Albracht, als leitender Arbeitsschützer des Landes Hessen, selbst wesentlich mit an dem Asbestverbot 1993 in Bundesrepublik beteiligt, beginnt mit der Beschreibung der ersten Erkenntnisse über die Gefährlichkeit für den Menschen um 1900 und beschreibt die weitere wissenschaftliche Entwicklung. Er zeigt die Machenschaften der Asbestindustrie auf, die um ihren Profit fürchtete und die Formierung des politischen Widerstands vor allem im gewerkschaftlichen Bereich.

Er zeigt auf, wie die Asbestopfer heute um ihre Anerkennung als Berufskranke gebracht werden, welche Gefahren an den Arbeitsplätzen noch durch Asbest existieren, wie brutal die Asbesttragödie nun in die Entwicklungs- und Schwellenländer transferiert wird. Zum Schluss fordert er von den nationalen Regierungen eine Förderung der Opferverbände.

Dies ist eine Forderung, die auch für den Bundesverband der Asbestose Selbsthilfegruppen im Zentrum steht.

Hier geht es zum Artikel: Sicherheitsingenieur 3/2017, S.34-42
www.sicherheitsbeauftragter.de

Medienpreis für ARD-Film "Asbest - die tödliche Gefahr" - 15.08.2016


Den mit 3.000 Euro dotierten 1. Preis der Deutschen Lungenstiftung, den Wilhelm und Ingeborg Roloff-Preis, haben die Journalistinnen Sigrid Born und Nicole Würth erhalten. Er wurde ihnen am 23. März 2017 für das 45-minütige ARD-Feature "Asbest - die tödliche Gefahr" in Stuttgart verliehen. Die ARD strahlte den Film am 15. August 2016 in der Reihe "Die Story im Ersten" aus.

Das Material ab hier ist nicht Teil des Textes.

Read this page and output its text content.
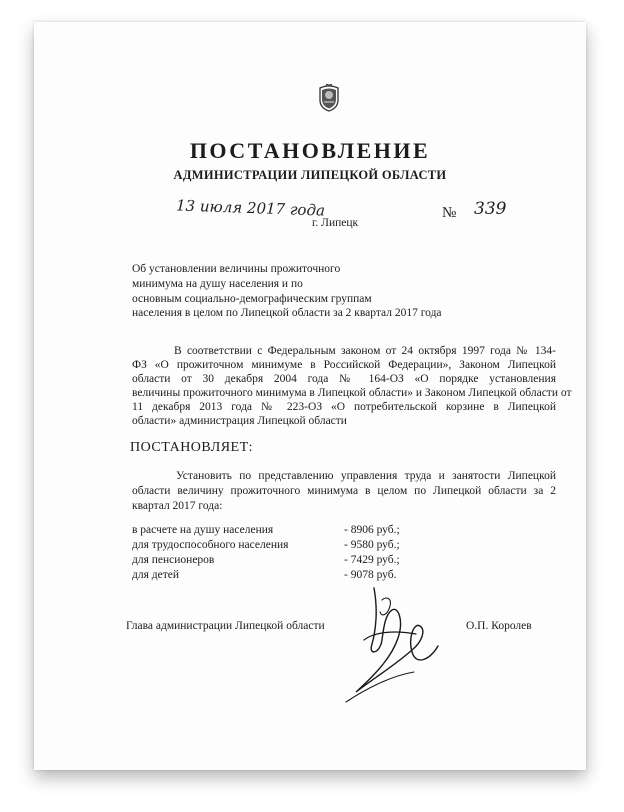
ПОСТАНОВЛЕНИЕ
АДМИНИСТРАЦИИ ЛИПЕЦКОЙ ОБЛАСТИ
13 июля 2017 года
г. Липецк
№ 339
Об установлении величины прожиточного
минимума на душу населения и по
основным социально-демографическим группам
населения в целом по Липецкой области за 2 квартал 2017 года
В соответствии с Федеральным законом от 24 октября 1997 года № 134-
ФЗ «О прожиточном минимуме в Российской Федерации», Законом Липецкой
области от 30 декабря 2004 года № 164-ОЗ «О порядке установления
величины прожиточного минимума в Липецкой области» и Законом Липецкой области от
11 декабря 2013 года № 223-ОЗ «О потребительской корзине в Липецкой
области» администрация Липецкой области
ПОСТАНОВЛЯЕТ:
Установить по представлению управления труда и занятости Липецкой
области величину прожиточного минимума в целом по Липецкой области за 2
квартал 2017 года:
в расчете на душу населения	- 8906 руб.;
для трудоспособного населения	- 9580 руб.;
для пенсионеров	- 7429 руб.;
для детей	- 9078 руб.
Глава администрации Липецкой области	О.П. Королев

Nach Meinung der Jury war der Film, der unter der Leitung von Herrn Wolfgang Wirtz-Nentwig in Zusammenarbeit mit dem Saarländischen Rundfunk produziert wurde, die beste einschlägige TV-Doku der Jahre 2015/2016. Aus der Laudatio: " Der Beitrag besticht durch die rationale und solide Aufarbeitung des komplexen Themas und erfasst aber auch in einer unaufdringlichen Weise die Betroffenheit und das Schicksal der geschädigten Patienten."

Leitline zur Begutachtung asbestbedinger Erkrankungen wird überarbeitet - 13.05.2015


Die Leitlinie zur Begutachtung asbestbedingter Erkrankungen wird zur Zeit überarbeitet und dem aktuellen wissenschaftlichen Erkenntnisstand angepasst. An der Überarbeitung sind Wissenschaftlerinnen und Wissenschaftler der betroffenen medizinischen Fachdiziplinen beteiligt, wie Radiologen, Pathologen, Arbeitsmediziner, Pneumologen. Ebenso sitzt die DGUV mit am Tisch.

Bernhard Heise und Sönke Bock vom Bundesvorstand der Asbestose Selbsthilfegruppen sind als Patientenvertreter für die Asbestopfer dabei. Unser Ziel ist: Mehr Gerechtigkeit für Asbestopfer.